Nun herrscht Ruhe im Waggon. Die ältere Frau hat sich etwas entfernt und lehnt an einer durchsichtigen Trennwand. Wo war ich stehen geblieben? Bei den Sumpfgebieten, auf denen St. Petersburg erbaut wurde? Ich weiß es nicht mehr. – In jedem Fall steht da also nun St. Petersburg, auf diesen ehemaligen Sumpfgebieten, immerhin die viertgrößte Stadt Europas. Es scheint ziemlich allein zu stehen in einem Europa, das keiner mehr zu haben scheinen will. Ich versuche, nicht aufzublicken zu der Frau, denn ich merke, dass meine Gedanken kompliziert werden und einige Konzentration erfordern. Wäre da nicht diese Unzufriedenheit in den Augen dieser Frau, ich würde mich nicht wehren können gegen den Impuls, zu ihr aufzublicken und durch ihre Augen ihre hübschen Anlagen zu erspähen. Doch so schaffe ich es, bei meinen Gedanken zu bleiben: Europa und die Nationen. Ist die Nation ein politisch gewollter Begriff, oder ist sie eine menschliche Notwendigkeit? Der Mensch tobt sich aus, und um dieses Austoben zu legitimieren, schafft er die Nation, um gegen andere Nationen Krieg zu führen. Der Feind sucht sich leichter anderswo als in sich selbst. Ist die junge Frau mein Feind?

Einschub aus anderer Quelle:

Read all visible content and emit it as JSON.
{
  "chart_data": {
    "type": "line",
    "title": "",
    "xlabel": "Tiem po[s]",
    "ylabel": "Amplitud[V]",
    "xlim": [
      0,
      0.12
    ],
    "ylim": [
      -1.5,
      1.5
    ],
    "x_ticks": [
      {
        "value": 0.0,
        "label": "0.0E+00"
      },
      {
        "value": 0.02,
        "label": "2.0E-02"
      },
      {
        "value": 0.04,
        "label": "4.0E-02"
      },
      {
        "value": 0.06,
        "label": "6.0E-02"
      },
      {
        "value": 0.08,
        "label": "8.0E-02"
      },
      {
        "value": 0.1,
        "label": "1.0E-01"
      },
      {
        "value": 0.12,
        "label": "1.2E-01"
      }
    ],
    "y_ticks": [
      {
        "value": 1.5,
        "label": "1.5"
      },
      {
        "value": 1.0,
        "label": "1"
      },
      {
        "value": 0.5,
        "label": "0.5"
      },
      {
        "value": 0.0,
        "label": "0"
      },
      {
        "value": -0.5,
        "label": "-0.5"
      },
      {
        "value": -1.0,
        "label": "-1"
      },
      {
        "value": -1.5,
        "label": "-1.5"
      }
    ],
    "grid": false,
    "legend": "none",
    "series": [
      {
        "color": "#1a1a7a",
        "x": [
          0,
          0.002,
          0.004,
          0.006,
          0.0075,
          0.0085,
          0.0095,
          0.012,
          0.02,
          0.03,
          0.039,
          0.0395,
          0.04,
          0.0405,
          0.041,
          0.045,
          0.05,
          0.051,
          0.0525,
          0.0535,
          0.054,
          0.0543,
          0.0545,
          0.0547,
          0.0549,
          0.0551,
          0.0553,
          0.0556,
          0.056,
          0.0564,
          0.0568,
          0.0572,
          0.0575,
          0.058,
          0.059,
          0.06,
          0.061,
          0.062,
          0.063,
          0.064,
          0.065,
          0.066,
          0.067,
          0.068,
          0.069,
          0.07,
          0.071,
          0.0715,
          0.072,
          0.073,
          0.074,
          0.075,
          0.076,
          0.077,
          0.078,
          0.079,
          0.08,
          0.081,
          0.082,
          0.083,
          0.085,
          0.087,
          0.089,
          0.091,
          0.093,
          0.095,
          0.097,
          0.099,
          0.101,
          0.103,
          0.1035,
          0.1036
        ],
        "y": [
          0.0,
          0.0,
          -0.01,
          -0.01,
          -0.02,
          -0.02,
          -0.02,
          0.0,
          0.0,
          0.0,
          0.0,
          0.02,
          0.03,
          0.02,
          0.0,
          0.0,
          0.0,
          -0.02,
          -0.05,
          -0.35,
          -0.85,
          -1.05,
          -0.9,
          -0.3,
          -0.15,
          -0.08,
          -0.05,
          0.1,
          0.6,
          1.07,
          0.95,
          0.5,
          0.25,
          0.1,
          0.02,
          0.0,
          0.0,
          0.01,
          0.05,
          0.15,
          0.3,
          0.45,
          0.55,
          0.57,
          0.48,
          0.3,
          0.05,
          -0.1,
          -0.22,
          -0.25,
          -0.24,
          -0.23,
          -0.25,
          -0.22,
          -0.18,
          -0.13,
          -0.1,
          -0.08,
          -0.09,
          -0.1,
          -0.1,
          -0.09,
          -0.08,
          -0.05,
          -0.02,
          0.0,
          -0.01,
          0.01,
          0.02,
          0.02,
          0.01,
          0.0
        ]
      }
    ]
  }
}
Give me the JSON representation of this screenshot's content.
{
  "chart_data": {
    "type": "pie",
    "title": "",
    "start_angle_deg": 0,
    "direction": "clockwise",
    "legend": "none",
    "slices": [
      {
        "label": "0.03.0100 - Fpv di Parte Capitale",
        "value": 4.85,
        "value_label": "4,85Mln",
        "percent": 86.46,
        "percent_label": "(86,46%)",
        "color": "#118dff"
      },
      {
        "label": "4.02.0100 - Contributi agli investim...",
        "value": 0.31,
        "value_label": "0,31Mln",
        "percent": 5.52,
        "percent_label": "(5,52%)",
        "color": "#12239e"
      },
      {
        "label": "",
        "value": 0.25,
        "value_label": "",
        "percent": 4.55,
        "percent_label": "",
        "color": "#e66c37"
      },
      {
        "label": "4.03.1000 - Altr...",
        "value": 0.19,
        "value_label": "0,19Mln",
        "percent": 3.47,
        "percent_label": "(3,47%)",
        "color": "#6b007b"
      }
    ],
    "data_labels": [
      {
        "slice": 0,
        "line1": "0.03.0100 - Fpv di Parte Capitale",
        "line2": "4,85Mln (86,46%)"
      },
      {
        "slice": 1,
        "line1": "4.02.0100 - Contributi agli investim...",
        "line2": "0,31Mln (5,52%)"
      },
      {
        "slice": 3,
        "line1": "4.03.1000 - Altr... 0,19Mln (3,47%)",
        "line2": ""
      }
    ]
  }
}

Nein! Ich will mich nicht ablenken lassen, schon gar nicht von dieser Frau, die mich so wütend gemacht hat mit ihrer sozialen Vergewaltigung. Nein! Stattdessen denke ich: Ich fahre nicht so oft nach St. Petersburg, weil ich denke: Nur wenn ich russisch sprechen kann, verdiene ich es, St. Petersburg zu betreten. Bin ich zu streng zu mir?

Der Zug hält. Die ältere Frau steigt aus. Die jüngere wirft mir einen vorwurfsvollen Blick zu. Ich atme tief durch, weil ich mich schäme für meinen Wutanfall. Wieso machte mich diese Frau so wütend und jetzt so beschämt? Ich spüre neue Wut in mir hochkommen, weil es mir nicht gelingt, ihre hübschen Anlagen wahrzunehmen hinter diesen unzufriedenen Augen.